Wednesday, January 21, 2009

Looking for a bioinformatics expert?

What I have to offer:
  • A balanced background in both biology (BSc) and computer science (BCS)
  • Soon to be completed PhD
  • Extensive research experience in bioinformatics, genomics, phylogenetics/phylogenomics, evolution, and bacteria pathogenesis
  • Some previous research experience in medical imaging, ontology development, and metagenomics
  • An impressive publishing record (7 papers, 3 first authors, 2 more first authors under review)
  • Solid computational skills including Perl programming, database design (MySQL), parallel programming, and web design (PHP & JavaScript)
  • Good communication and social skills
  • More information
What I am looking for:
  • Post-doc or job (academic or industrial)
  • Preferably, a position where I have some significant manager or leadership responsibilities
  • Geographically interested in north eastern parts of North America (Ottawa down to New York), but would entertain positions elsewhere in N.A.
I didn't put any limitations on research interests, since I am open to many areas.
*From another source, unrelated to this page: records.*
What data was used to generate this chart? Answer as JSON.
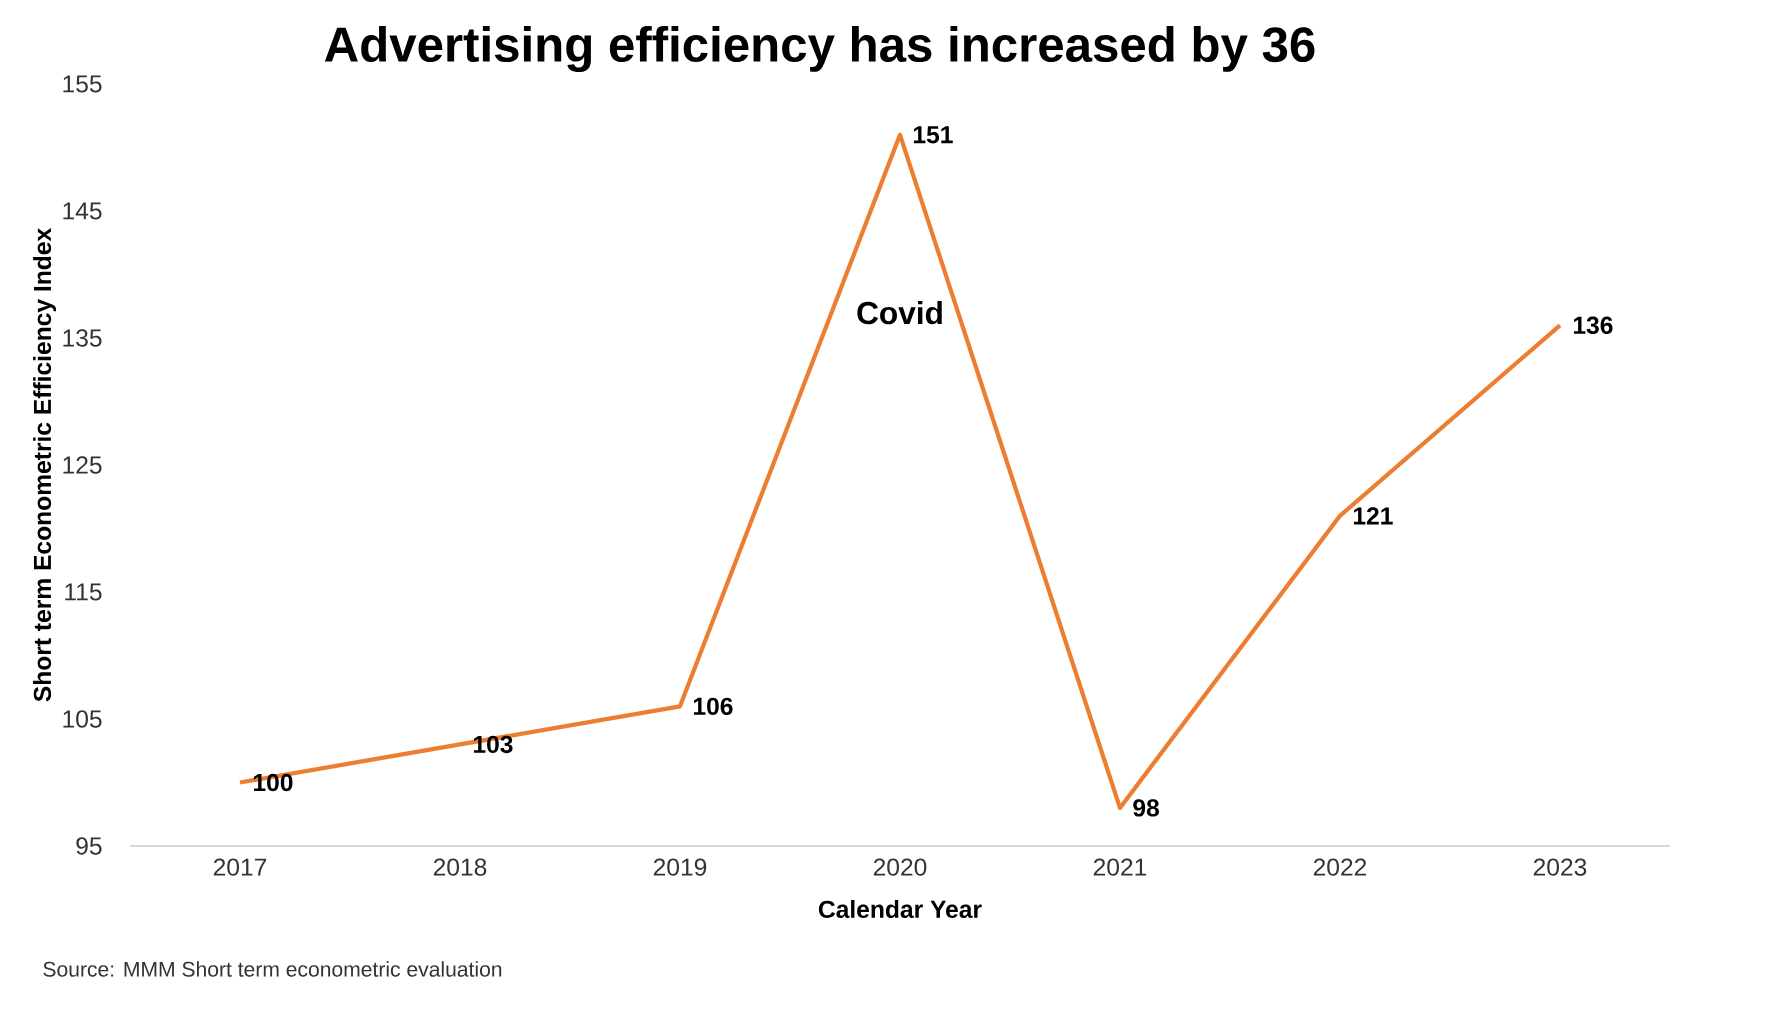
{
  "chart_data": {
    "type": "line",
    "title": "Advertising efficiency has increased by 36",
    "xlabel": "Calendar Year",
    "ylabel": "Short term Econometric Efficiency Index",
    "categories": [
      "2017",
      "2018",
      "2019",
      "2020",
      "2021",
      "2022",
      "2023"
    ],
    "values": [
      100,
      103,
      106,
      151,
      98,
      121,
      136
    ],
    "color": "#ed7d31",
    "ylim": [
      95,
      155
    ],
    "yticks": [
      95,
      105,
      115,
      125,
      135,
      145,
      155
    ],
    "data_labels": true,
    "grid": false,
    "marker": "none",
    "line_style": "solid",
    "annotations": [
      "Covid",
      "Source: MMM Short term econometric evaluation"
    ]
  }
}
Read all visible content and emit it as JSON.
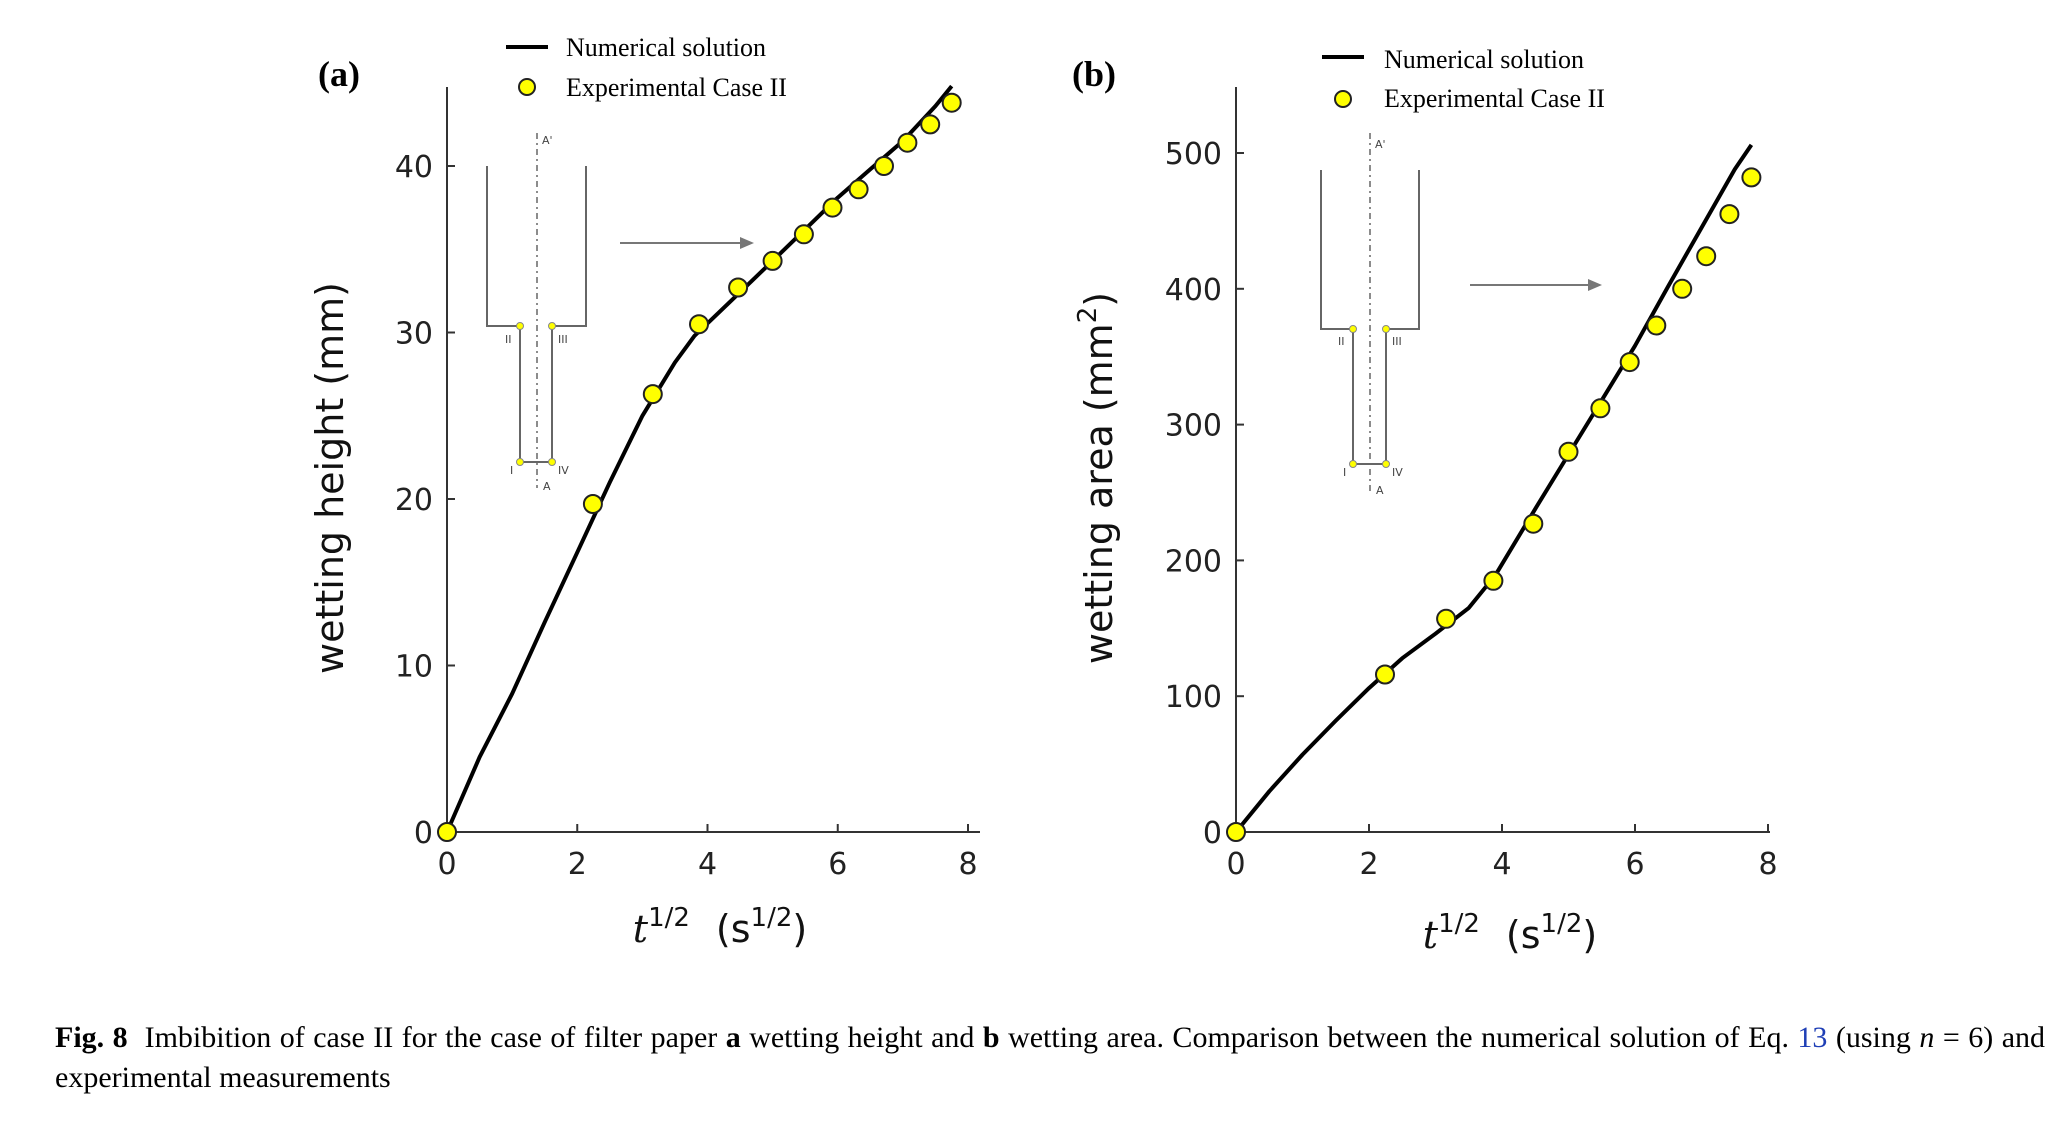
{
  "caption": {
    "fig_label": "Fig. 8",
    "part1": "Imbibition of case II for the case of filter paper ",
    "bold_a": "a",
    "part2": " wetting height and ",
    "bold_b": "b",
    "part3": " wetting area. Comparison between the numerical solution of Eq. ",
    "eq_ref": "13",
    "part4": " (using ",
    "var_n": "n",
    "part5": " = 6) and experimental measurements"
  },
  "inset": {
    "top_label": "A'",
    "bottom_label": "A",
    "corner_labels": [
      "II",
      "III",
      "I",
      "IV"
    ]
  },
  "colors": {
    "marker_fill": "#ffff00",
    "line": "#000000",
    "caption_link": "#1f3fb6"
  },
  "chart_data": [
    {
      "type": "line",
      "panel_label": "(a)",
      "xlabel_base": "t",
      "xlabel_exp": "1/2",
      "xlabel_unit": "(s",
      "xlabel_unit_exp": "1/2",
      "xlabel_close": ")",
      "ylabel": "wetting height  (mm)",
      "xlim": [
        0,
        8
      ],
      "ylim": [
        0,
        45
      ],
      "xticks": [
        0,
        2,
        4,
        6,
        8
      ],
      "yticks": [
        0,
        10,
        20,
        30,
        40
      ],
      "legend_position": "top",
      "series": [
        {
          "name": "Numerical solution",
          "kind": "line",
          "x": [
            0,
            0.5,
            1.0,
            1.5,
            2.0,
            2.5,
            3.0,
            3.5,
            3.8,
            4.2,
            4.6,
            5.0,
            5.5,
            6.0,
            6.5,
            7.0,
            7.5,
            7.75
          ],
          "y": [
            0,
            4.5,
            8.3,
            12.6,
            16.8,
            21.0,
            25.0,
            28.2,
            29.8,
            31.3,
            32.8,
            34.3,
            36.2,
            38.1,
            39.8,
            41.5,
            43.6,
            44.8
          ]
        },
        {
          "name": "Experimental Case II",
          "kind": "scatter",
          "x": [
            0,
            2.24,
            3.16,
            3.87,
            4.47,
            5.0,
            5.48,
            5.92,
            6.32,
            6.71,
            7.07,
            7.42,
            7.75
          ],
          "y": [
            0,
            19.7,
            26.3,
            30.5,
            32.7,
            34.3,
            35.9,
            37.5,
            38.6,
            40.0,
            41.4,
            42.5,
            43.8
          ]
        }
      ]
    },
    {
      "type": "line",
      "panel_label": "(b)",
      "xlabel_base": "t",
      "xlabel_exp": "1/2",
      "xlabel_unit": "(s",
      "xlabel_unit_exp": "1/2",
      "xlabel_close": ")",
      "ylabel_text": "wetting area  (mm",
      "ylabel_exp": "2",
      "ylabel_close": ")",
      "xlim": [
        0,
        8
      ],
      "ylim": [
        0,
        550
      ],
      "xticks": [
        0,
        2,
        4,
        6,
        8
      ],
      "yticks": [
        0,
        100,
        200,
        300,
        400,
        500
      ],
      "legend_position": "top",
      "series": [
        {
          "name": "Numerical solution",
          "kind": "line",
          "x": [
            0,
            0.5,
            1.0,
            1.5,
            2.0,
            2.5,
            3.0,
            3.5,
            3.9,
            4.5,
            5.0,
            5.5,
            6.0,
            6.5,
            7.0,
            7.5,
            7.75
          ],
          "y": [
            0,
            30,
            57,
            82,
            106,
            128,
            146,
            165,
            189,
            238,
            278,
            318,
            358,
            402,
            445,
            488,
            506
          ]
        },
        {
          "name": "Experimental Case II",
          "kind": "scatter",
          "x": [
            0,
            2.24,
            3.16,
            3.87,
            4.47,
            5.0,
            5.48,
            5.92,
            6.32,
            6.71,
            7.07,
            7.42,
            7.75
          ],
          "y": [
            0,
            116,
            157,
            185,
            227,
            280,
            312,
            346,
            373,
            400,
            424,
            455,
            482
          ]
        }
      ]
    }
  ]
}
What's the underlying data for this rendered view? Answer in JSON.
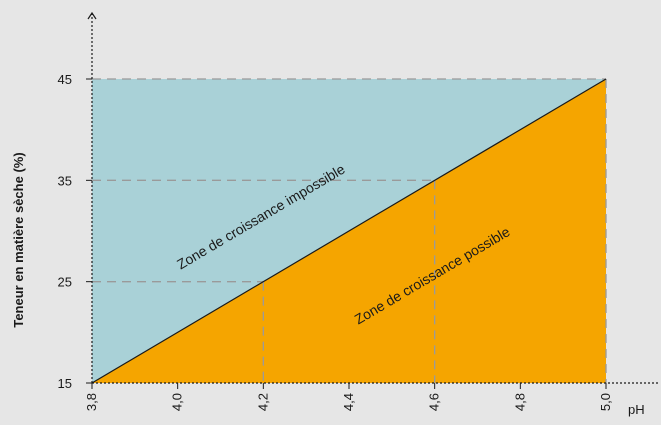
{
  "chart_data": {
    "type": "area",
    "xlabel": "pH",
    "ylabel": "Teneur en matière sèche (%)",
    "x_ticks": [
      "3,8",
      "4,0",
      "4,2",
      "4,4",
      "4,6",
      "4,8",
      "5,0"
    ],
    "x_tick_values": [
      3.8,
      4.0,
      4.2,
      4.4,
      4.6,
      4.8,
      5.0
    ],
    "y_ticks": [
      "15",
      "25",
      "35",
      "45"
    ],
    "y_tick_values": [
      15,
      25,
      35,
      45
    ],
    "xlim": [
      3.8,
      5.0
    ],
    "ylim": [
      15,
      45
    ],
    "boundary_line": {
      "x": [
        3.8,
        5.0
      ],
      "y": [
        15,
        45
      ]
    },
    "reference_points": [
      {
        "x": 4.2,
        "y": 25
      },
      {
        "x": 4.6,
        "y": 35
      },
      {
        "x": 5.0,
        "y": 45
      }
    ],
    "zones": [
      {
        "label": "Zone de croissance impossible",
        "position": "above-line",
        "color": "#a9d1d7"
      },
      {
        "label": "Zone de croissance possible",
        "position": "below-line",
        "color": "#f5a500"
      }
    ],
    "grid": false,
    "legend": "none"
  },
  "colors": {
    "background": "#e6e6e6",
    "impossible_zone": "#a9d1d7",
    "possible_zone": "#f5a500",
    "line": "#1a1a1a",
    "dashed": "#9a9a9a"
  }
}
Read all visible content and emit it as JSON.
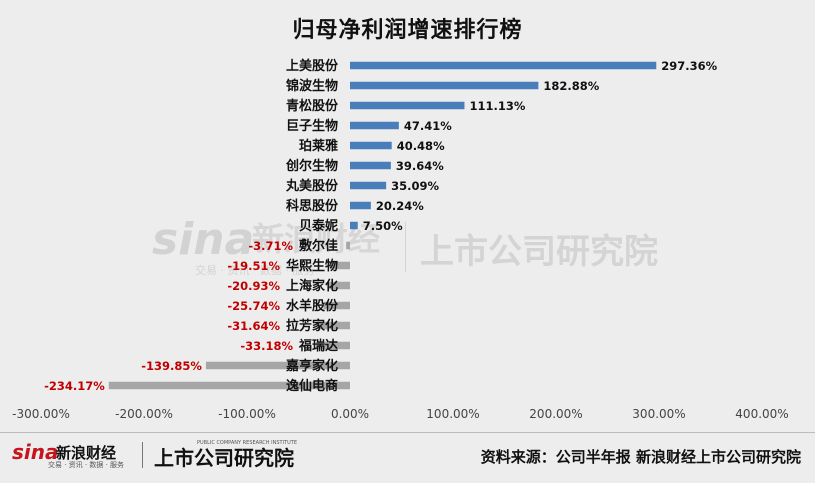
{
  "chart_data": {
    "type": "bar",
    "orientation": "horizontal",
    "title": "归母净利润增速排行榜",
    "categories": [
      "上美股份",
      "锦波生物",
      "青松股份",
      "巨子生物",
      "珀莱雅",
      "创尔生物",
      "丸美股份",
      "科思股份",
      "贝泰妮",
      "敷尔佳",
      "华熙生物",
      "上海家化",
      "水羊股份",
      "拉芳家化",
      "福瑞达",
      "嘉亨家化",
      "逸仙电商"
    ],
    "values": [
      297.36,
      182.88,
      111.13,
      47.41,
      40.48,
      39.64,
      35.09,
      20.24,
      7.5,
      -3.71,
      -19.51,
      -20.93,
      -25.74,
      -31.64,
      -33.18,
      -139.85,
      -234.17
    ],
    "value_labels": [
      "297.36%",
      "182.88%",
      "111.13%",
      "47.41%",
      "40.48%",
      "39.64%",
      "35.09%",
      "20.24%",
      "7.50%",
      "-3.71%",
      "-19.51%",
      "-20.93%",
      "-25.74%",
      "-31.64%",
      "-33.18%",
      "-139.85%",
      "-234.17%"
    ],
    "xlim": [
      -300,
      400
    ],
    "xticks": [
      -300,
      -200,
      -100,
      0,
      100,
      200,
      300,
      400
    ],
    "xtick_labels": [
      "-300.00%",
      "-200.00%",
      "-100.00%",
      "0.00%",
      "100.00%",
      "200.00%",
      "300.00%",
      "400.00%"
    ],
    "colors": {
      "positive": "#4a7ebb",
      "negative": "#a6a6a6",
      "negative_label": "#c00000",
      "positive_label": "#111111"
    },
    "grid": false,
    "legend": "none"
  },
  "watermark": {
    "sina": "sina",
    "xinlang": "新浪财经",
    "sub": "交易 · 资讯 · 数据 · 服务",
    "company": "上市公司研究院"
  },
  "footer": {
    "logo_sina": "sina",
    "logo_xinlang": "新浪财经",
    "logo_sub": "交易 · 资讯 · 数据 · 服务",
    "logo_company": "上市公司研究院",
    "logo_company_en": "PUBLIC COMPANY RESEARCH INSTITUTE",
    "source": "资料来源：公司半年报 新浪财经上市公司研究院"
  }
}
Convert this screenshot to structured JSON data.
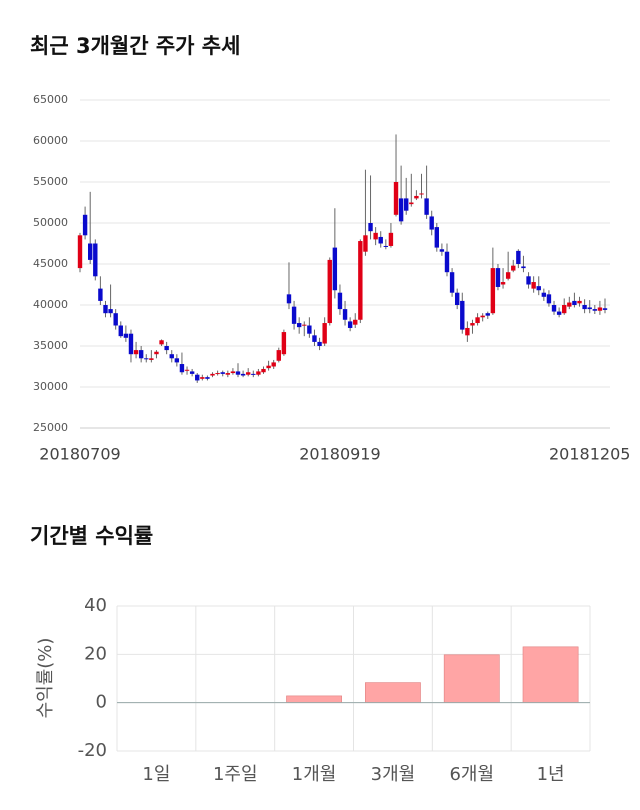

However, anything having to due with the human microbiome project, human-bacteria interactions, or metagenomics would be of particular interest.

Please email me if you are interested or if you have suggestions on some good openings.

Wednesday, January 7, 2009

Airports & Interviews

Quick question: Why do people line up or huddle around an airport gate before they are called to board? The plane is not leaving until everyone has boarded, so why would you want to sit even longer in a cramped up airplane than is absolutely necessary?

I contemplated these questions and other airport mysteries (like who would pay a $38 service fee for changing Canadian to US currency) while recently sitting in airports for 7 hours and 5 hours on two separate trips.

Fortunately, both flights were worth while since one was a flight home where home made meals and warm fireplaces greeted my new family of 3 and the second was for a job that I am quite interested in at Boston. Luckily, another interview I had arranged did not require a flight so my sanity was slightly saved.

I would say that both interviews went fairly well, and overall I actually enjoyed the experience. Doing a PhD (or any large project I suppose), you tend to lose sight of the accomplishments that you have made along the way. Getting a chance to present my work to an audience that is genuinely interested (not just lab mates that have to be in attendance) does not happen that often and even though it can be a bit stressful, I usually find it rewarding.